No-pour agar is a technique where you prepare and sterilize agar media directly inside small containers (like 4oz mason jars, condiment cups, or small deli cups) rather than pouring from a bottle into petri dishes. Add your agar recipe to each container, cover with foil, and pressure cook everything together. After sterilization, the agar solidifies in place — no pouring step needed.

Advantages:

• Eliminates the contamination-prone pouring step entirely
• Containers have tighter seals than petri dishes
• Small jars are cheaper than disposable plates

Disadvantages:

• Harder to see the culture clearly through jar walls
• Transfers are more awkward
• You can't get the lid off as easily as a petri dish

Best for beginners or growers without a flow hood who want to minimize contamination risk during plate preparation.
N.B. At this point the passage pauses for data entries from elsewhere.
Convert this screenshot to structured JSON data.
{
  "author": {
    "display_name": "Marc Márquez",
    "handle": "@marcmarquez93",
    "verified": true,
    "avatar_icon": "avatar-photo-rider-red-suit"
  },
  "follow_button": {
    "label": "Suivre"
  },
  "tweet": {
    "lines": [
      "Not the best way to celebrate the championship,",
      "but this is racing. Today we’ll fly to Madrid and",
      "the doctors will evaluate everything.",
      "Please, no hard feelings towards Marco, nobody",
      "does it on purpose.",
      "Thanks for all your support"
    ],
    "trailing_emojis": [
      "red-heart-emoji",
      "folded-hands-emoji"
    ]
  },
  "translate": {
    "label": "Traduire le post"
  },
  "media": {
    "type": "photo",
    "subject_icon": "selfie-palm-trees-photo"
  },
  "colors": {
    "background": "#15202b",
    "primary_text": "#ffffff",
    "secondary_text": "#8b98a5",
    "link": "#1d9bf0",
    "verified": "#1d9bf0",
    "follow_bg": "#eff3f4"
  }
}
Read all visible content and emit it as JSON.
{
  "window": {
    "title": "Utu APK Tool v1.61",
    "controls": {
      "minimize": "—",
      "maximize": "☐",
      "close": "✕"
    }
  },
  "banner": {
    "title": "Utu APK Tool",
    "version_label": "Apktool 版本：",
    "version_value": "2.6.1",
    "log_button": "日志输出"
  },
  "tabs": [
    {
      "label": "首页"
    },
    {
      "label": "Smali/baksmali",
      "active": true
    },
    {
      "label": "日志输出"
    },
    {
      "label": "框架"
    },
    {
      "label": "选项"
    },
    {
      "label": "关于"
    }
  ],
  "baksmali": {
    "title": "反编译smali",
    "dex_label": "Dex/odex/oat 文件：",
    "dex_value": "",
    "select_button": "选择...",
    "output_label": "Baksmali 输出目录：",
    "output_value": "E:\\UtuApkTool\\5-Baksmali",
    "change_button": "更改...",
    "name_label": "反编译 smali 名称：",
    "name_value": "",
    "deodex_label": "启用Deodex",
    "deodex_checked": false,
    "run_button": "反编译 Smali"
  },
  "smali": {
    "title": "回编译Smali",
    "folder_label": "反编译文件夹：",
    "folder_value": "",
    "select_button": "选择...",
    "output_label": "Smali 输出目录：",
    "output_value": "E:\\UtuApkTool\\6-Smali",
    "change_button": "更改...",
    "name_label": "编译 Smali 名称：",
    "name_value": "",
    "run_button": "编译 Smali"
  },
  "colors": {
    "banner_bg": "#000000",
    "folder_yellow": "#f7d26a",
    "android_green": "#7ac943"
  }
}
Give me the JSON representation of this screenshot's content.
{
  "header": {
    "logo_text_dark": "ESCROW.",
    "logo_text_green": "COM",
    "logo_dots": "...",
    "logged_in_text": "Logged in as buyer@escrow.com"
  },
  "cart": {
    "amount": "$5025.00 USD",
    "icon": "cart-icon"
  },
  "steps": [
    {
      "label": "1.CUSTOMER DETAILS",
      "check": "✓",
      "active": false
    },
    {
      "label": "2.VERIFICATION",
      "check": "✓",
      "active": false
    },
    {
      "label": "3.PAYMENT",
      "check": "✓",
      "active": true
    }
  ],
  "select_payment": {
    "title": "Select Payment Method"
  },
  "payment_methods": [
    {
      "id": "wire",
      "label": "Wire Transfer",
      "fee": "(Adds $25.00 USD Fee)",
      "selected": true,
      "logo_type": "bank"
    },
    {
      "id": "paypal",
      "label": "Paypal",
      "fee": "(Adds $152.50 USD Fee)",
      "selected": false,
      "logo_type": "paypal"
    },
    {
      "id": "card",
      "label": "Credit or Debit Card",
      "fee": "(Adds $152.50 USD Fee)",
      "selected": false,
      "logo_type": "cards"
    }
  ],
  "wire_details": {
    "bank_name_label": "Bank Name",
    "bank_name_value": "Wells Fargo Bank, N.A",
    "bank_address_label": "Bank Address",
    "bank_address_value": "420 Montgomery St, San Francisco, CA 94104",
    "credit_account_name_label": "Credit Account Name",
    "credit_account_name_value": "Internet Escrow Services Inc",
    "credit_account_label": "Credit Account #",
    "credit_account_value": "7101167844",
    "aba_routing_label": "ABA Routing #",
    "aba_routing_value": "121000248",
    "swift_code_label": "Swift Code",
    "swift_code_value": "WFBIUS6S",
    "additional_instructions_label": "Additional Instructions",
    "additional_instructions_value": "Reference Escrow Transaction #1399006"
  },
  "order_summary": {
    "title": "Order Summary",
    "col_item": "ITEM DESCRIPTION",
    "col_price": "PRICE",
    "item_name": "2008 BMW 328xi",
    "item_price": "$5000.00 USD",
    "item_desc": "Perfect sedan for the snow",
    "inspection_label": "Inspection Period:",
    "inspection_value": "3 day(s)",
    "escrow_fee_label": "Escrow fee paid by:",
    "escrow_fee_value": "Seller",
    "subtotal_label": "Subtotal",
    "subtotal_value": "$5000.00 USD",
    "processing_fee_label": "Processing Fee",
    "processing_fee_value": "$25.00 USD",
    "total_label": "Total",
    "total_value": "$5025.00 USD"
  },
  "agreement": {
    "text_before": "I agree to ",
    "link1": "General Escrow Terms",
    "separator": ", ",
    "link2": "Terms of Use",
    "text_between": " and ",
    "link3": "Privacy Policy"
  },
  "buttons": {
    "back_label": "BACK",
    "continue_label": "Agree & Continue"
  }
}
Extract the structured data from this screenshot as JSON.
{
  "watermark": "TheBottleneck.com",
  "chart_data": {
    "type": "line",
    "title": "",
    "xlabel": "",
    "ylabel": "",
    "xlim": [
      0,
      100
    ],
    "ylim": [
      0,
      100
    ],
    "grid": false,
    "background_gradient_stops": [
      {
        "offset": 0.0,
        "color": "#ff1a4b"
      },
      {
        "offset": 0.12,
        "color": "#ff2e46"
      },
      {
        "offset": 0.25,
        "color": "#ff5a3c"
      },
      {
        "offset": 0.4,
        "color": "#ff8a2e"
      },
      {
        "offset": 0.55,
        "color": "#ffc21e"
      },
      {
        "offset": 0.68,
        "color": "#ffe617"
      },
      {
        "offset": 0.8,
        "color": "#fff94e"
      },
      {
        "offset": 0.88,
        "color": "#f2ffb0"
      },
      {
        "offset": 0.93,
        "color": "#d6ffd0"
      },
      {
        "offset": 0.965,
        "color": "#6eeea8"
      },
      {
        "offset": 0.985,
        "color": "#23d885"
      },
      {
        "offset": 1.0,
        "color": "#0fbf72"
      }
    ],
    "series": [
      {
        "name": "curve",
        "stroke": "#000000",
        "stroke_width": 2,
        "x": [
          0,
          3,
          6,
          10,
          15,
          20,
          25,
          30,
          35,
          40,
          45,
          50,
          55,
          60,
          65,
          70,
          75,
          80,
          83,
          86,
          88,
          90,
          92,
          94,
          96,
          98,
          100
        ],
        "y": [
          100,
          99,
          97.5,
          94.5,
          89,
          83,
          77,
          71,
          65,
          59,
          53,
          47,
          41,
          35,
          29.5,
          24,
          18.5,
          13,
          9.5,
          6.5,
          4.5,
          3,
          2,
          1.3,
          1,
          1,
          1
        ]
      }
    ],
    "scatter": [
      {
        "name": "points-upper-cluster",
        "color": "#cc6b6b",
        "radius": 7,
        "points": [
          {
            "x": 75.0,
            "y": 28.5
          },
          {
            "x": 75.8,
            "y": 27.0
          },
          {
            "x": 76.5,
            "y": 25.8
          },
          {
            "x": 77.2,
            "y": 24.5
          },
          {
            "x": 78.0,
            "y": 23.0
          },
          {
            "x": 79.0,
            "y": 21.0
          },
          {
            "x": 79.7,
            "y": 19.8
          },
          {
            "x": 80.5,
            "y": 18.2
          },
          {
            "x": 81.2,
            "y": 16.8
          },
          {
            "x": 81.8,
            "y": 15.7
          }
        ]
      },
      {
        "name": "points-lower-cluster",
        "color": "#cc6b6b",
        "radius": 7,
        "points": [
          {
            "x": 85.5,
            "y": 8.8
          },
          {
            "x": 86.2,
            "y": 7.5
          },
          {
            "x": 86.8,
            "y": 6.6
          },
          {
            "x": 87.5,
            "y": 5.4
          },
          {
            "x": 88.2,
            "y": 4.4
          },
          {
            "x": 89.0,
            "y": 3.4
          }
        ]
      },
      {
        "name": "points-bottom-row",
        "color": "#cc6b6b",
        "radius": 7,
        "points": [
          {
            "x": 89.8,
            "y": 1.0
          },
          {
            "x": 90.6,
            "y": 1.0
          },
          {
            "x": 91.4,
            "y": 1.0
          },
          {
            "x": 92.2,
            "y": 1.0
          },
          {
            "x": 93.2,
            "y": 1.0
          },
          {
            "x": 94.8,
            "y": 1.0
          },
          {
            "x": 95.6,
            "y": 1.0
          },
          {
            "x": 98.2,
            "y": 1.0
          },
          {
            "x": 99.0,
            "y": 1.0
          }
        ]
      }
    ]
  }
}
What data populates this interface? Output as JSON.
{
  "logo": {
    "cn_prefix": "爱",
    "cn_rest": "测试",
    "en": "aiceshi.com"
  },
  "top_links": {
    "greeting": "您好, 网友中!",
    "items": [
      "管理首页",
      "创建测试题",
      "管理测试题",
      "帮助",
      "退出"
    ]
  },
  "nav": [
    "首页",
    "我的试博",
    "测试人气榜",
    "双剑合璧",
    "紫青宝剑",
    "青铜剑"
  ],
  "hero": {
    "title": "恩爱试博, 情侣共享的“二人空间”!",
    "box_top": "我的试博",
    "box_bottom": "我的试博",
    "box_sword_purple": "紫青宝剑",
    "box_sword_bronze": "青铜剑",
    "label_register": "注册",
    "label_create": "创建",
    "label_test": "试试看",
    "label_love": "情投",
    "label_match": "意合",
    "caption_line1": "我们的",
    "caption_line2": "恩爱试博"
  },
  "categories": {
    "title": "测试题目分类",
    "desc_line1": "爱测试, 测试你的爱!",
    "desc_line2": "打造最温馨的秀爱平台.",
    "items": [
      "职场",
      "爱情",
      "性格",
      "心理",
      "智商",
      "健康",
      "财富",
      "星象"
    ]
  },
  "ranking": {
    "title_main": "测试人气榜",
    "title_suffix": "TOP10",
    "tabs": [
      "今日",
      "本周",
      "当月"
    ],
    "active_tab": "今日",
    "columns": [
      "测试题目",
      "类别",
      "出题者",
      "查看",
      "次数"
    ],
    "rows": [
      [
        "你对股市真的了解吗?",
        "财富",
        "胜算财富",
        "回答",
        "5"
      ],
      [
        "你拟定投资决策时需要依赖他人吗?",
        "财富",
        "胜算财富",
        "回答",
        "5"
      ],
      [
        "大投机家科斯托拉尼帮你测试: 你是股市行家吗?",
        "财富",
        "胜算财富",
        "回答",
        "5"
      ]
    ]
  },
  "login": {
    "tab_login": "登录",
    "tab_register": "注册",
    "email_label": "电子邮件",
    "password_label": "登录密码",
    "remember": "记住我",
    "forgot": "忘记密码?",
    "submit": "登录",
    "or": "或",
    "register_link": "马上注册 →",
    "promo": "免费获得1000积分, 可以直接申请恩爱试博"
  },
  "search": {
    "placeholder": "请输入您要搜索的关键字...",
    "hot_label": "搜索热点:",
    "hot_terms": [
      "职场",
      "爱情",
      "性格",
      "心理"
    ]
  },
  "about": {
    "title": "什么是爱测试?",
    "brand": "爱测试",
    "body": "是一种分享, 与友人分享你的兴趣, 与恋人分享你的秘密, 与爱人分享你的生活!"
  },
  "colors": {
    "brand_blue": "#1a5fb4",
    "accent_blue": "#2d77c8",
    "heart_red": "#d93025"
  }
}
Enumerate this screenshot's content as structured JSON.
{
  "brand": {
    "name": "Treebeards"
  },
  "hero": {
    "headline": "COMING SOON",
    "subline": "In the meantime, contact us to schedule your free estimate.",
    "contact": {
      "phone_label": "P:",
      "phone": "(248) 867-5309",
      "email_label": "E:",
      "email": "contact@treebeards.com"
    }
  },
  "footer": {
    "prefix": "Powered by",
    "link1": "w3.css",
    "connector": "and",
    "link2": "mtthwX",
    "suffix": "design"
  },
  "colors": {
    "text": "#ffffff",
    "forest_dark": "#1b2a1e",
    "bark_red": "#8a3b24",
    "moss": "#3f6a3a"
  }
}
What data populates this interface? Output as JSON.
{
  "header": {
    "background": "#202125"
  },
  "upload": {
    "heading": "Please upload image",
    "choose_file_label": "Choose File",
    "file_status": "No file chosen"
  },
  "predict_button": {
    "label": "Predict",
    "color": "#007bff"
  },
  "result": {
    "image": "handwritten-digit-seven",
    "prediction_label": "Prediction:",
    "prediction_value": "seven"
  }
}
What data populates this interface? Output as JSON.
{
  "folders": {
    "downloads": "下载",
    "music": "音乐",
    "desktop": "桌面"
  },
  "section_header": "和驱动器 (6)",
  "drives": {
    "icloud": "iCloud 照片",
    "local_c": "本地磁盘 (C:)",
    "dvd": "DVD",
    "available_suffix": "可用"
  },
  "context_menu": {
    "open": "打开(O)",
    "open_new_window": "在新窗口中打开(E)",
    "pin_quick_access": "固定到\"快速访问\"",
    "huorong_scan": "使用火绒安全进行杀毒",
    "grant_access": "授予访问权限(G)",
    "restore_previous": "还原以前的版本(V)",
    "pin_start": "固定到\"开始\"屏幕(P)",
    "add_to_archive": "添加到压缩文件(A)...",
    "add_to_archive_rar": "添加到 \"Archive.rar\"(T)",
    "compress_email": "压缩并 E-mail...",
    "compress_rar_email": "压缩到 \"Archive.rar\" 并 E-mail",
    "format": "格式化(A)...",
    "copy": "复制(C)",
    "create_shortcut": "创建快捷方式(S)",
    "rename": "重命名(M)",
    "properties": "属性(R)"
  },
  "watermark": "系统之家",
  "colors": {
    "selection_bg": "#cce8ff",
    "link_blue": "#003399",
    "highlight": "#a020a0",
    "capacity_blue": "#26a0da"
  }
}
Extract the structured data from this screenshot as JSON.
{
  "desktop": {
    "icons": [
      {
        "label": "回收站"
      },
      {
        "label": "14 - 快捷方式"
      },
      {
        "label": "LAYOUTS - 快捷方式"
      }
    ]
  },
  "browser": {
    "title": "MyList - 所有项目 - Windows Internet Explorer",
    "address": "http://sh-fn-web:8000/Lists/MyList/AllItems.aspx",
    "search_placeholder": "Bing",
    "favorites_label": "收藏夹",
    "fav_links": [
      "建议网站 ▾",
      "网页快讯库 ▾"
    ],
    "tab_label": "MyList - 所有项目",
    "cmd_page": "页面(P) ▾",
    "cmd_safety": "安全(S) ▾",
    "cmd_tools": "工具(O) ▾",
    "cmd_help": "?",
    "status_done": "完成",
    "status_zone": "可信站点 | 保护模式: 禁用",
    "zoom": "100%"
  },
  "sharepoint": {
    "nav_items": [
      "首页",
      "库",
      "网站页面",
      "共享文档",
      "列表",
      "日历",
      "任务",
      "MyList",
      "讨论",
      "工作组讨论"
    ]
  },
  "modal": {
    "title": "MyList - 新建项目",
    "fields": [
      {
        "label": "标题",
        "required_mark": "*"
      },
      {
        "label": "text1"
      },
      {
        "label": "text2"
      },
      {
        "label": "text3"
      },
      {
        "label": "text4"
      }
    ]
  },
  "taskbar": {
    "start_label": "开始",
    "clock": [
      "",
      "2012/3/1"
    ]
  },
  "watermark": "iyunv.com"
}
Antibiotics like gentamicin sulfate are added to agar to suppress bacterial contamination while allowing mycelium to grow. The standard addition is 200-500 mg/L of gentamicin, added to the agar media after it cools to approximately 55°C (heat destroys the antibiotic). Never add antibiotics to media above 60°C.

Use antibiotic agar when:

• You're working with tissue clones from wild or store-bought mushrooms (which carry surface bacteria)
• You're germinating spores that may carry bacterial passengers
• You're trying to rescue a culture with bacterial but not fungal contamination

Antibiotic agar is a tool, not a substitute for sterile technique — if your clean plates are consistently getting bacterial contamination, fix your technique rather than relying on antibiotics.